Dr Booth is Head of Research at Ashmore Investment Management and a Member of the Investment Committee.  He joined ANZ in 1994 and was Head of Research for the Emerging Markets Group, then Capital Markets and then Head of Markets Research for ANZ Investment Bank with global responsibility for fixed income and foreign exchange research.  Prior to joining ANZ Dr Booth was Senior Strategic Planning Officer at the Inter-American Development Bank in Washington DC.  Until 1991, he ran a consultancy business advising on aid and trade-related issues for four years.  From 1985-7 he worked in Her Majesty’s Department of Trade with responsibility for multi-lateral development banks.  Dr Booth holds four degrees, including a doctorate in economics from Oxford and an honorary doctorate from Anglia Ruskin University.  He was also a lecturer in economics at Christ Church, Oxford.


Eurekahedge: The markets have been very volatile in 2011 so far, how has the performance of your funds been?

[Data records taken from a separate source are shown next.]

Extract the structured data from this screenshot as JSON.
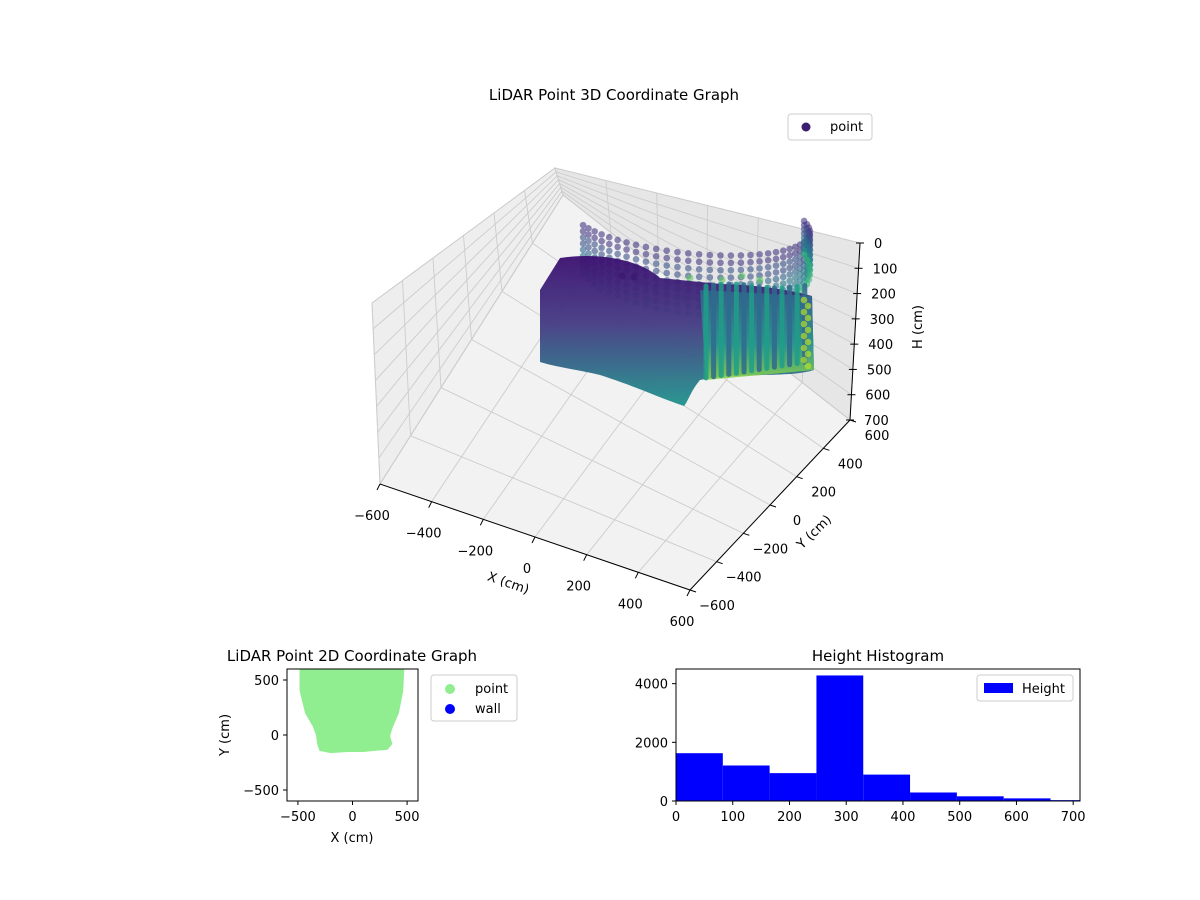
{
  "chart_data": [
    {
      "type": "scatter3d",
      "title": "LiDAR Point 3D Coordinate Graph",
      "xlabel": "X (cm)",
      "ylabel": "Y (cm)",
      "zlabel": "H (cm)",
      "xlim": [
        -600,
        600
      ],
      "ylim": [
        -600,
        600
      ],
      "zlim": [
        0,
        700
      ],
      "z_inverted": true,
      "x_ticks": [
        "−600",
        "−400",
        "−200",
        "0",
        "200",
        "400",
        "600"
      ],
      "y_ticks": [
        "−600",
        "−400",
        "−200",
        "0",
        "200",
        "400",
        "600"
      ],
      "z_ticks": [
        "0",
        "100",
        "200",
        "300",
        "400",
        "500",
        "600",
        "700"
      ],
      "colormap": "viridis",
      "grid": true,
      "legend": {
        "position": "top-right",
        "entries": [
          {
            "name": "point",
            "color": "#3b1e6e"
          }
        ]
      },
      "series": [
        {
          "name": "point",
          "description_values": {
            "ring_radius_cm_approx": 450,
            "height_range_cm": [
              0,
              700
            ]
          }
        }
      ]
    },
    {
      "type": "scatter",
      "title": "LiDAR Point 2D Coordinate Graph",
      "xlabel": "X (cm)",
      "ylabel": "Y (cm)",
      "xlim": [
        -600,
        600
      ],
      "ylim": [
        -600,
        600
      ],
      "x_ticks": [
        "−500",
        "0",
        "500"
      ],
      "y_ticks": [
        "−500",
        "0",
        "500"
      ],
      "legend": {
        "position": "right-outside",
        "entries": [
          {
            "name": "point",
            "color": "#90ee90"
          },
          {
            "name": "wall",
            "color": "#0000ff"
          }
        ]
      },
      "series": [
        {
          "name": "point",
          "color": "#90ee90",
          "outline": [
            [
              -480,
              600
            ],
            [
              -480,
              400
            ],
            [
              -430,
              200
            ],
            [
              -360,
              80
            ],
            [
              -330,
              0
            ],
            [
              -320,
              -80
            ],
            [
              -300,
              -140
            ],
            [
              -200,
              -160
            ],
            [
              -50,
              -150
            ],
            [
              100,
              -150
            ],
            [
              200,
              -140
            ],
            [
              320,
              -130
            ],
            [
              360,
              -80
            ],
            [
              340,
              -10
            ],
            [
              360,
              60
            ],
            [
              420,
              200
            ],
            [
              460,
              400
            ],
            [
              470,
              600
            ]
          ]
        },
        {
          "name": "wall",
          "color": "#0000ff",
          "points": []
        }
      ]
    },
    {
      "type": "bar",
      "title": "Height Histogram",
      "xlim": [
        0,
        712
      ],
      "ylim": [
        0,
        4500
      ],
      "x_ticks": [
        "0",
        "100",
        "200",
        "300",
        "400",
        "500",
        "600",
        "700"
      ],
      "y_ticks": [
        "0",
        "2000",
        "4000"
      ],
      "color": "#0000ff",
      "legend": {
        "position": "top-right",
        "entries": [
          {
            "name": "Height",
            "color": "#0000ff"
          }
        ]
      },
      "bin_edges": [
        0,
        82.5,
        165,
        247.5,
        330,
        412.5,
        495,
        577.5,
        660,
        712
      ],
      "series": [
        {
          "name": "Height",
          "values": [
            1630,
            1210,
            950,
            4280,
            900,
            290,
            160,
            90,
            30
          ]
        }
      ]
    }
  ]
}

What are some of the key themes that have worked for you in this year?

Booth: Well, emerging debt has not been very volatile; that is the first point. In fact for emerging debt, both dollar debt and local currency debt have been significantly less volatile than US treasuries but they have performed well and are increasingly seen as a better risk than a developed market equivalent. Emerging markets are the beneficiaries of a global reassessment of risk, and basically the driving factor of this is the combination of the workout after three decades of increasing leverage in the developed world. Increasingly, there will be a global rebalancing which has barely started, and will be driven by the policy action of central banks in the emerging markets via the big first world countries. It will be their action which is largely driven by the need to control inflation – that is what is motivating them. It is their action which will drive global currency as we are in an environment which is extremely healthy for emerging market, fixed income, currencies; and equities of course have been more volatile mirroring the S&P etc. but on the fixed income side it has really been a very successful year.